De bovenstaande vergelijkingen zijn vergelijkbaar met die verkregen voor de helikopter in Fig. (5.41), en daarom rekening houdend met dezelfde cijfers
Dynamisch remmen:
Het dynamische remcircuit en zijn golfjes zijn weergegeven in figuur 5.45. Tijdens het interval 0 ≤ t ≤ ton neemt de AI toe van IA1 tot IA2. Een deel van de gegenereerde energie wordt opgeslagen in inductantie en rust wordt afgevoerd in RA en TR. Tijdens de interval ton ≤ t ≤ t, neemt de afname van IA2 tot IA2 af.
De energieën die worden gegenereerd en opgeslagen in de inductantie worden gedissipeerd in de remweerstand RB, RA en diode D. De transistor TR regelt de amplitude van de energie die in RB is verdwenen en regelt daarom de effectieve waarde.

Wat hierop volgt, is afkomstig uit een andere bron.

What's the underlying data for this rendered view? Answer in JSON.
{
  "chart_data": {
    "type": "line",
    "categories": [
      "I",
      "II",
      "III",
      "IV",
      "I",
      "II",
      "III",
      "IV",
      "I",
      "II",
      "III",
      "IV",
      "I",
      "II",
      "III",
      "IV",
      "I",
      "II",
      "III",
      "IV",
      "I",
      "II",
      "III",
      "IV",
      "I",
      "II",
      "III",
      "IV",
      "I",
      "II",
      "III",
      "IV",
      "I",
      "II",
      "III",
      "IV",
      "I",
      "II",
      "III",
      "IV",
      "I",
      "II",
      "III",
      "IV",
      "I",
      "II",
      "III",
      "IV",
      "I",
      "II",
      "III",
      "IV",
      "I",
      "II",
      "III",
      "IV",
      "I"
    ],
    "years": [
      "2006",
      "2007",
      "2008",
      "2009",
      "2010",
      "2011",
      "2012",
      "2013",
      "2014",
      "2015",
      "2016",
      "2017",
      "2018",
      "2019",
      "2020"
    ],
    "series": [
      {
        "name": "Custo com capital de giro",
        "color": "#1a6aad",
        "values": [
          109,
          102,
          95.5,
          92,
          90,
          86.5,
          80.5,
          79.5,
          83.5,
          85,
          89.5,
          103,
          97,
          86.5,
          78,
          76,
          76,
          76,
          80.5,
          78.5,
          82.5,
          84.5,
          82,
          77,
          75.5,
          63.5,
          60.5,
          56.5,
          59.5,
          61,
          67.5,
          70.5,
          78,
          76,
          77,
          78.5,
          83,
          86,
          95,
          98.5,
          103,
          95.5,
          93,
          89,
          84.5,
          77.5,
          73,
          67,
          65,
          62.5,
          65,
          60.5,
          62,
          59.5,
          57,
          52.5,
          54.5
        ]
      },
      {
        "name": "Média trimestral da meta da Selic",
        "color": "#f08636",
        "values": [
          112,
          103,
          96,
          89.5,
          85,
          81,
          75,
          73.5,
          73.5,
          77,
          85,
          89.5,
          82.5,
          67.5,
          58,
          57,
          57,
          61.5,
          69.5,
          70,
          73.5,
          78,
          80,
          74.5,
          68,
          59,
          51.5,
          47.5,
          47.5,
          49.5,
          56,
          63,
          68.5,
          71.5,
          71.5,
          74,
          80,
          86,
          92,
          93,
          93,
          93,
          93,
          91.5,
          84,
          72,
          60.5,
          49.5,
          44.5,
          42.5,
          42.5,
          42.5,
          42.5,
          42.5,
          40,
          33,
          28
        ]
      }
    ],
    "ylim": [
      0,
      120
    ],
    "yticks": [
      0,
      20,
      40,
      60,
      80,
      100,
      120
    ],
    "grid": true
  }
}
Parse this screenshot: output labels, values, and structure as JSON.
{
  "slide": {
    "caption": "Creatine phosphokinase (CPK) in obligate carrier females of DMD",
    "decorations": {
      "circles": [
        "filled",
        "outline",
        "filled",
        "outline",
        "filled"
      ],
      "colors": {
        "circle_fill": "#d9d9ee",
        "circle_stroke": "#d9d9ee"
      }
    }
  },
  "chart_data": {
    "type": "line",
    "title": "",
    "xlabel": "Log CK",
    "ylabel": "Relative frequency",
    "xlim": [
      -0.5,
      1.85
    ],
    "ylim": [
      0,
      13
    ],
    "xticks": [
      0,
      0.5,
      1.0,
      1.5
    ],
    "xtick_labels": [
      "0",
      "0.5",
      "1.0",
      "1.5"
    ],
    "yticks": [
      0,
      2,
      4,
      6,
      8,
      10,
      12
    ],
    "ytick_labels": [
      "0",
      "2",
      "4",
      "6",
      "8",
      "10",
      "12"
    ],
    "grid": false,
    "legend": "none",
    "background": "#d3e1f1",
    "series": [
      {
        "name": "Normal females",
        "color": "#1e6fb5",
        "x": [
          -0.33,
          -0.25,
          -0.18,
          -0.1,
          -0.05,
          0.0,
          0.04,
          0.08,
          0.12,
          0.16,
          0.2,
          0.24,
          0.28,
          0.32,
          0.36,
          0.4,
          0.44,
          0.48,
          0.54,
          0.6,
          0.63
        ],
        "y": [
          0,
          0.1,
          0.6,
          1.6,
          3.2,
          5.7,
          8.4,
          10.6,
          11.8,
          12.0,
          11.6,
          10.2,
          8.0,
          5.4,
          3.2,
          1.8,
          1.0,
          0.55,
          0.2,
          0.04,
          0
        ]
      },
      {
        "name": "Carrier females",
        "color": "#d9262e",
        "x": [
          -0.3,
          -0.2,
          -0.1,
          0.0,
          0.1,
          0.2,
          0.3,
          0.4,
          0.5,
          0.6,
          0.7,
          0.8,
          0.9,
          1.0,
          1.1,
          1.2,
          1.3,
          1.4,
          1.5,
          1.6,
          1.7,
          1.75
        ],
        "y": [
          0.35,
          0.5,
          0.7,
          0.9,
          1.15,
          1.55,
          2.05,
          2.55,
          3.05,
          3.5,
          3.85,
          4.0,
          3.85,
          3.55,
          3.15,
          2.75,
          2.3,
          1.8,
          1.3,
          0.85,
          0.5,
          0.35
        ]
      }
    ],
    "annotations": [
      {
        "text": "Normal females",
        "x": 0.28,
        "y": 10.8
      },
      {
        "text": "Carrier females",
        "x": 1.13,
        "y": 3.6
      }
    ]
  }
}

Als AI een DC zou moeten zijn zonder rimpel, dan is de energie die wordt verbruikt in RB tijdens een werkcyclus van de helikopters
Gemiddeld vermogen verbruikt door RB
Effectieve RB -waarde
Of
De vergelijking (5.122) laat zien dat de effectieve waarde van de remweerstand kan worden gewijzigd zonder stap van 0 naar RB, aangezien A wordt geregeld van 1 tot 0. Wanneer de snelheid daalt, kan A worden verhoogd zonder stap om de motor te vertragen tot een constant maximaal koppel zoals weergegeven in figuur 5.8 per lijn om door de keten te worden genomen.